Sora can generate videos up to a minute long based on text-based prompts. The model is currently in beta stage, and will be included into OpenAI products in coming months, the company said during the product launch last month. As part of the rollout, OpenAI CEO Sam Altman posted a video taken from a social media suggestion that Sora create an “instructional cooking session for homemade gnocchi hosted by a grandmother social media influencer set in a rustic Tuscan country kitchen with cinematic lighting.”
As part of the latest inquiry, OpenAI has 20 days to respond to a number of questions posed by the Italian agency. They include details on how OpenAI trained Sora algorithms, types of data collected by the company and if the collected data includes sensitive information such as political opinions, genetic and health data of Italian and European citizens.
The agency, known as Garante, “has asked the company in particular to indicate whether the procedures provided for informing users and non-users and the legal bases of the processing of the data.”
The Italian agency in 2023 imposed a temporary ban on OpenAI’s large language model chatbot after it said the company violated the European General Data Protection Regulation. It restored access to the chatbot in April after OpenAI agreed to changes including age verification and an opt-out form to remove personal data from the large language model (see: Italian Privacy Watchdog Imposes ChatGPT Ban).
Garante later said a review of the changes introduced by OpenAI revealed that the company has continued to violate trading bloc privacy law. In February, the OpenAI was given a deadline of 30 days to respond to the agency’s ChatGPT privacy review (see: Italian Regulator Again Finds Privacy Problems in OpenAI).

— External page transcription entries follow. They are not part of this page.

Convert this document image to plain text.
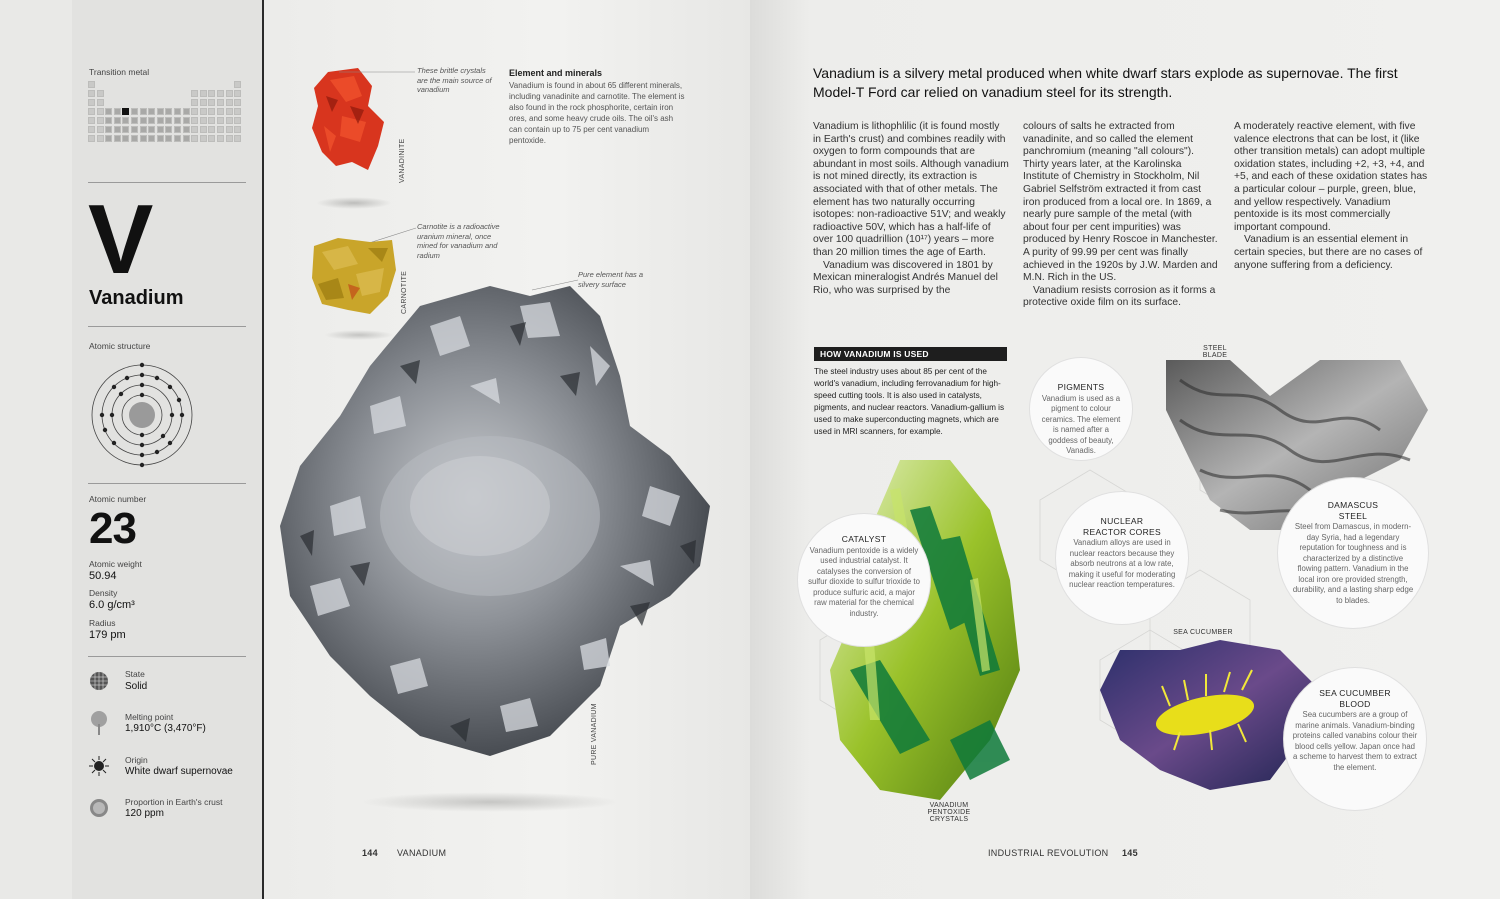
Transition metal
V
Vanadium
Atomic structure
Atomic number
23
Atomic weight
50.94
Density
6.0 g/cm³
Radius
179 pm
State
Solid
Melting point
1,910°C (3,470°F)
Origin
White dwarf supernovae
Proportion in Earth's crust
120 ppm
VANADINITE
These brittle crystals are the main source of vanadium
CARNOTITE
Carnotite is a radioactive uranium mineral, once mined for vanadium and radium
Pure element has a silvery surface
PURE VANADIUM
Element and minerals
Vanadium is found in about 65 different minerals, including vanadinite and carnotite. The element is also found in the rock phosphorite, certain iron ores, and some heavy crude oils. The oil's ash can contain up to 75 per cent vanadium pentoxide.
Vanadium is a silvery metal produced when white dwarf stars explode as supernovae. The first Model-T Ford car relied on vanadium steel for its strength.

Vanadium is lithophlilic (it is found mostly in Earth's crust) and combines readily with oxygen to form compounds that are abundant in most soils. Although vanadium is not mined directly, its extraction is associated with that of other metals. The element has two naturally occurring isotopes: non-radioactive 51V; and weakly radioactive 50V, which has a half-life of over 100 quadrillion (10¹⁷) years – more than 20 million times the age of Earth.

Vanadium was discovered in 1801 by Mexican mineralogist Andrés Manuel del Rio, who was surprised by the

colours of salts he extracted from vanadinite, and so called the element panchromium (meaning "all colours"). Thirty years later, at the Karolinska Institute of Chemistry in Stockholm, Nil Gabriel Selfström extracted it from cast iron produced from a local ore. In 1869, a nearly pure sample of the metal (with about four per cent impurities) was produced by Henry Roscoe in Manchester. A purity of 99.99 per cent was finally achieved in the 1920s by J.W. Marden and M.N. Rich in the US.

Vanadium resists corrosion as it forms a protective oxide film on its surface.

A moderately reactive element, with five valence electrons that can be lost, it (like other transition metals) can adopt multiple oxidation states, including +2, +3, +4, and +5, and each of these oxidation states has a particular colour – purple, green, blue, and yellow respectively. Vanadium pentoxide is its most commercially important compound.

Vanadium is an essential element in certain species, but there are no cases of anyone suffering from a deficiency.

HOW VANADIUM IS USED
The steel industry uses about 85 per cent of the world's vanadium, including ferrovanadium for high-speed cutting tools. It is also used in catalysts, pigments, and nuclear reactors. Vanadium-gallium is used to make superconducting magnets, which are used in MRI scanners, for example.
STEEL BLADE
SEA CUCUMBER
VANADIUM PENTOXIDE CRYSTALS
PIGMENTS
Vanadium is used as a pigment to colour ceramics. The element is named after a goddess of beauty, Vanadis.
NUCLEAR REACTOR CORES
Vanadium alloys are used in nuclear reactors because they absorb neutrons at a low rate, making it useful for moderating nuclear reaction temperatures.
CATALYST
Vanadium pentoxide is a widely used industrial catalyst. It catalyses the conversion of sulfur dioxide to sulfur trioxide to produce sulfuric acid, a major raw material for the chemical industry.
DAMASCUS STEEL
Steel from Damascus, in modern-day Syria, had a legendary reputation for toughness and is characterized by a distinctive flowing pattern. Vanadium in the local iron ore provided strength, durability, and a lasting sharp edge to blades.
SEA CUCUMBER BLOOD
Sea cucumbers are a group of marine animals. Vanadium-binding proteins called vanabins colour their blood cells yellow. Japan once had a scheme to harvest them to extract the element.
144 VANADIUM	INDUSTRIAL REVOLUTION 145
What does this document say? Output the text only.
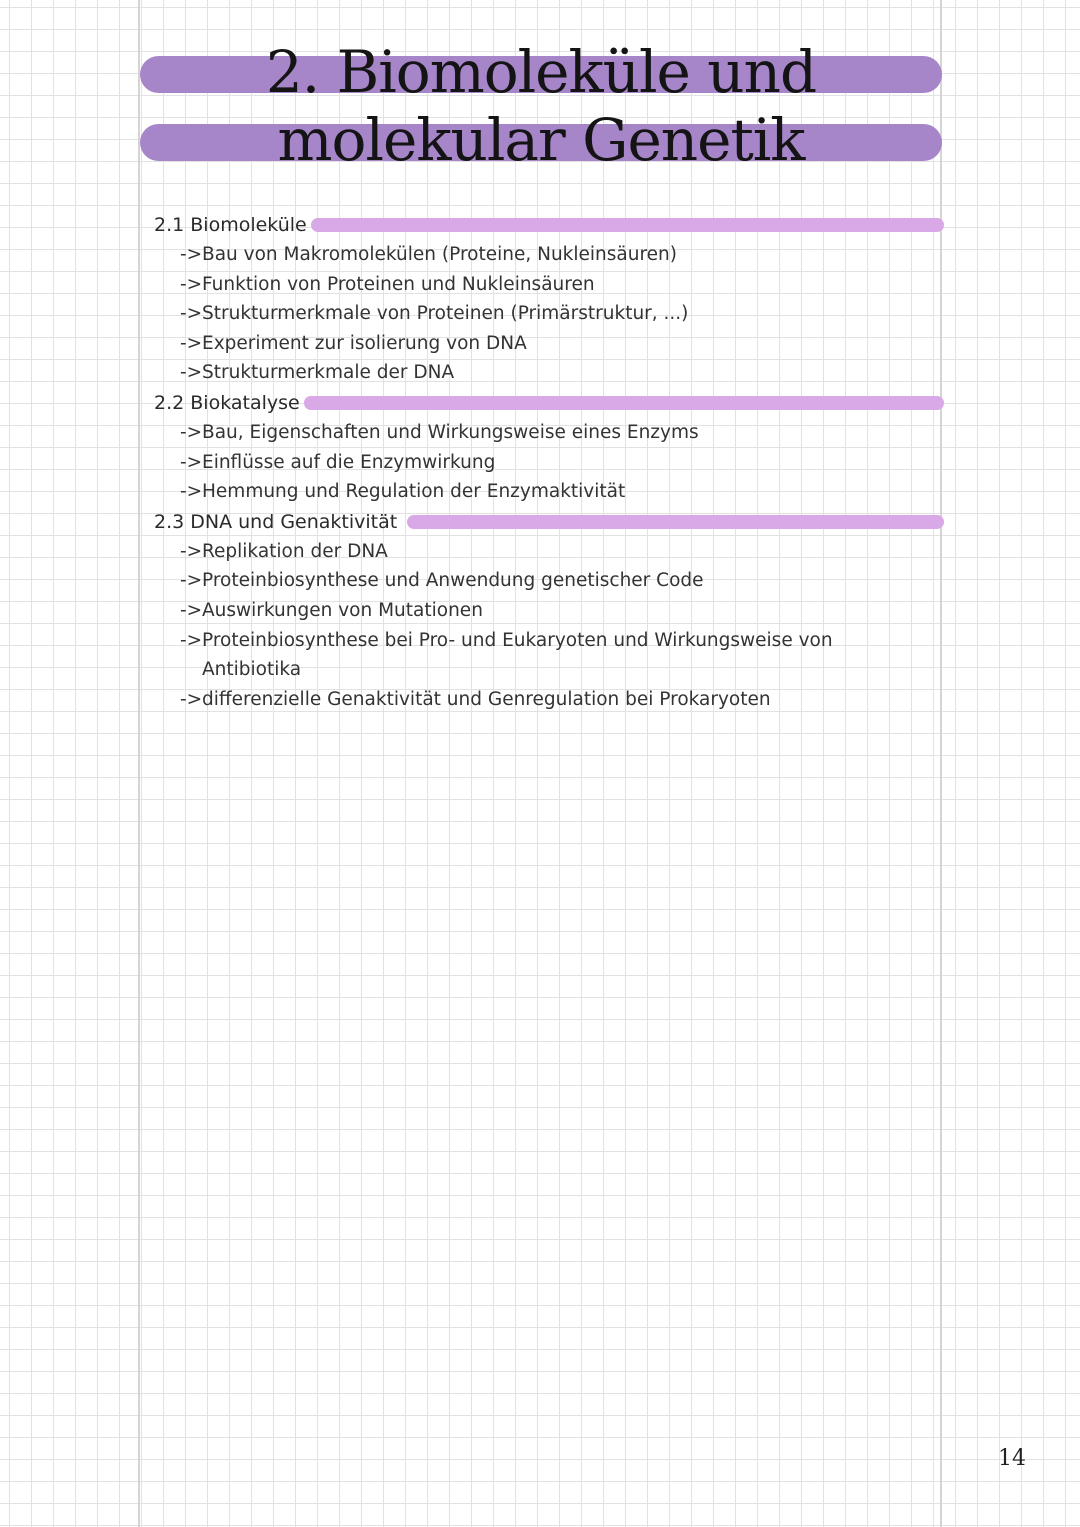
2. Biomoleküle und
molekular Genetik
2.1 Biomoleküle
-> Bau von Makromolekülen (Proteine, Nukleinsäuren)
-> Funktion von Proteinen und Nukleinsäuren
-> Strukturmerkmale von Proteinen (Primärstruktur, ...)
-> Experiment zur isolierung von DNA
-> Strukturmerkmale der DNA
2.2 Biokatalyse
-> Bau, Eigenschaften und Wirkungsweise eines Enzyms
-> Einflüsse auf die Enzymwirkung
-> Hemmung und Regulation der Enzymaktivität
2.3 DNA und Genaktivität
-> Replikation der DNA
-> Proteinbiosynthese und Anwendung genetischer Code
-> Auswirkungen von Mutationen
-> Proteinbiosynthese bei Pro- und Eukaryoten und Wirkungsweise von Antibiotika
-> differenzielle Genaktivität und Genregulation bei Prokaryoten
14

The agency did not immediately respond to a comment request on the status of the previous probe.
In Europe OpenAI faces scrutiny in Germany, France, Spain and in Poland over its privacy practices. The increased European scrutiny into the AI company comes as the EU is set to implement AI Act, a comprehensive regulation that regulating AI and banning certain applications such as emotion recognition and facial data scraping from CCTV.
OpenAI did not respond to a request for comment. Owing to increased European scrutiny, the company in December introduced an updated privacy policy, which provides information on data collected by the company and how the company processes it. Under the revised policy, OpenAI users can object to the processing of their data for direct marketing or legitimate interest.